In the reinvention of Europe in the second millennium we saw consideration given to The Three Estates; The clergy, the aristocracy, and the commoners, the simple divisions of society as it was then. Why suddenly give consideration to the commoner? Well, they proved the need to be respected. They proved their abilities, to communicate, agitate, cooperate and disrupt the lives of the base-wallahs, the would-be leaders of perpetual self-interest.
But the gulf still existed between the leaders and the led that in any sizable society there would need to be some form of constant communication and translation to keep it functional.
And The Fourt Estate became an essential element in society.
I’ve borrowed the following extract from Google;
In media the term fourth estate is applied to the press, with the earliest use in this sense described by Thomas Carlyle in his book On Heroes and Hero Worship: “Burke said there were Three Estates in Parliament; but, in the Reporters’ Gallery yonder, there sat a Fourth Estate more important far than they all.”
“Far more important than they all!”
An assumption worth thinking about.
Along the way something else happened. The commoner, The Third Estate lost his relevant place, his hard fought for existence. He lives on in name but became the 5th Estate, the court of public opinion, the commonsense of the people. The commoners in a sense of Anzac are older forgotten heroes of another time. And we’ve lived like this under the illusion the we were not the fifth estate, but the public, perhaps the voting public even.
The Fifth Estate today is something different. It’s us … or those of us who have fallen prey to the failings of society, to other persons’ power and ineptitude but with a new voice and a new place to voice our anger. Social media, or antisocial media as we sometimes call it. Along with blogs and protest websites that are the vent of individuals’ irreconcilable discontent.

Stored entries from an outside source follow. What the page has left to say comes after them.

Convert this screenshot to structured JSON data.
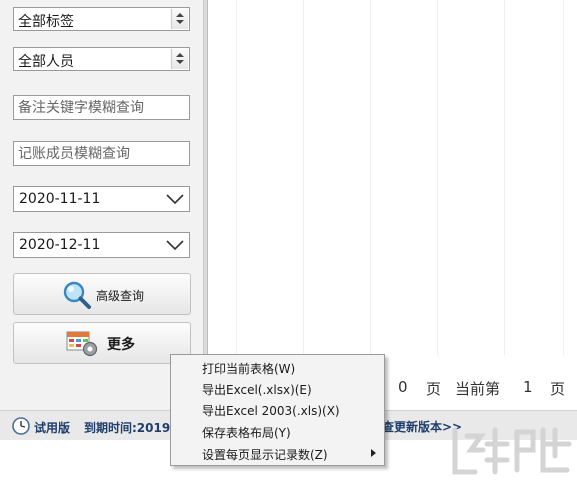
{
  "filters": {
    "tag_select": "全部标签",
    "person_select": "全部人员",
    "remark_search_placeholder": "备注关键字模糊查询",
    "member_search_placeholder": "记账成员模糊查询",
    "start_date": "2020-11-11",
    "end_date": "2020-12-11"
  },
  "buttons": {
    "advanced_query": "高级查询",
    "more": "更多"
  },
  "pager": {
    "total_pages": "0",
    "page_unit": "页",
    "current_label": "当前第",
    "current_page": "1",
    "page_unit2": "页"
  },
  "status_bar": {
    "trial_label": "试用版",
    "expire_label": "到期时间:2019-",
    "update_link": "查更新版本>>"
  },
  "context_menu": {
    "items": [
      {
        "label": "打印当前表格(W)"
      },
      {
        "label": "导出Excel(.xlsx)(E)"
      },
      {
        "label": "导出Excel 2003(.xls)(X)"
      },
      {
        "label": "保存表格布局(Y)"
      },
      {
        "label": "设置每页显示记录数(Z)"
      }
    ]
  },
  "colors": {
    "panel_bg": "#f2f2f2",
    "status_text": "#1f3e6c",
    "menu_bg": "#f3f3f3"
  },
  "icons": [
    "magnifier-icon",
    "table-gear-icon",
    "clock-icon",
    "chevron-down-icon",
    "submenu-arrow-icon"
  ]
}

I say that because to admit that we have a point or God forbid, could even be right, makes us a threat in many ways. So, we become the angry ones, the unclean. Their hate must be “disrepected and contained” say our needy breed of frivolous political directors.
And we’re stuck in this vacuum because there now exists a 6th Estate. Who are they? Everyone that’s left. The new commoner, the ignorant, the confused, the lost, the downtrodden, the displaced, the disinterested, and some of them are angry too.

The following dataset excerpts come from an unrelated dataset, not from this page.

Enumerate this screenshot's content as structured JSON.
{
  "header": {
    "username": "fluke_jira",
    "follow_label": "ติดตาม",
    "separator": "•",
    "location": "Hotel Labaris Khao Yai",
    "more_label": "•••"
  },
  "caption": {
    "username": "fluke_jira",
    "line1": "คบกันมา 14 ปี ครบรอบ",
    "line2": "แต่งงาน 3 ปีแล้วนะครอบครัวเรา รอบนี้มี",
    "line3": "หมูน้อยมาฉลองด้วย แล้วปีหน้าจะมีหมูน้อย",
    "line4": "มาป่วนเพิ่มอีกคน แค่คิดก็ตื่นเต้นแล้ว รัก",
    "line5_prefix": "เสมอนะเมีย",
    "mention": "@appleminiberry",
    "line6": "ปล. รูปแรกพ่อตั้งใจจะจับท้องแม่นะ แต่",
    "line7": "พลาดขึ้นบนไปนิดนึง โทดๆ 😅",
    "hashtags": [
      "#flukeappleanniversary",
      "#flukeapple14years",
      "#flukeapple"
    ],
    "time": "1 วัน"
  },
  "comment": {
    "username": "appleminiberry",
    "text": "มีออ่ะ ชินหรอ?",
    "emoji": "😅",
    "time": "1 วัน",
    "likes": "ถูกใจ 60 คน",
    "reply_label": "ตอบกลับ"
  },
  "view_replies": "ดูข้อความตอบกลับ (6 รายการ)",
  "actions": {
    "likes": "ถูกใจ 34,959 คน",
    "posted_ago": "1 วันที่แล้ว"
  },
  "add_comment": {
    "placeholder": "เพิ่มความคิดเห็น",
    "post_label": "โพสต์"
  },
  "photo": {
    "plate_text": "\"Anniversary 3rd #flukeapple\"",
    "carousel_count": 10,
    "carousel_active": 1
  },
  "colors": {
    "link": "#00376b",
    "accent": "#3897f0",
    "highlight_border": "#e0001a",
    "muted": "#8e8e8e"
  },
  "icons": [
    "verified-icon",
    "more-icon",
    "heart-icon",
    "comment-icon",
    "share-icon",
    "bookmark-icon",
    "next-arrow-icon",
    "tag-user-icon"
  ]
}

But do you see what happened here? These are not my terms or concepts. See how the 3rd Estate became the 5th Estate, and how the more vocal 5th Estate has made the commoner the 6th Estate.
That, I think is our current reality. I’m unquestionably in the 5th Estate and I don’t mind being so, as a shocked media are seeing their reality, their choices. US or THEM. You’re either part of government now, (after the sneaky transistion to the media team) compliant, obedient, without your long held and treasured media freedom that was some how perceived as not being eroded, from where they sat but yet they allowed this to happend … what on earth were they thinking?
Did they lose their sense of self-worth or perhaps trade it in for a new existence along with their obligation to that ‘higher standard’?
So, are we our own media? Because we now have no other choice?
If you’re watching the news you’ll see that this was the political suggestion raised the day before Anzac Day. No coincidence I thought, but maybe I see things differently, maybe you don’t think like me.
Lest we forget.
And we shouldn’t fail that obligation. It wasn’t World War One (WW1) back then, it was the Great War, the war to end all wars. Perhaps though we should remember also the Third Estate.
Perhaps if they had not been allowed to be forgotten so quickly, there never would have been this Great War.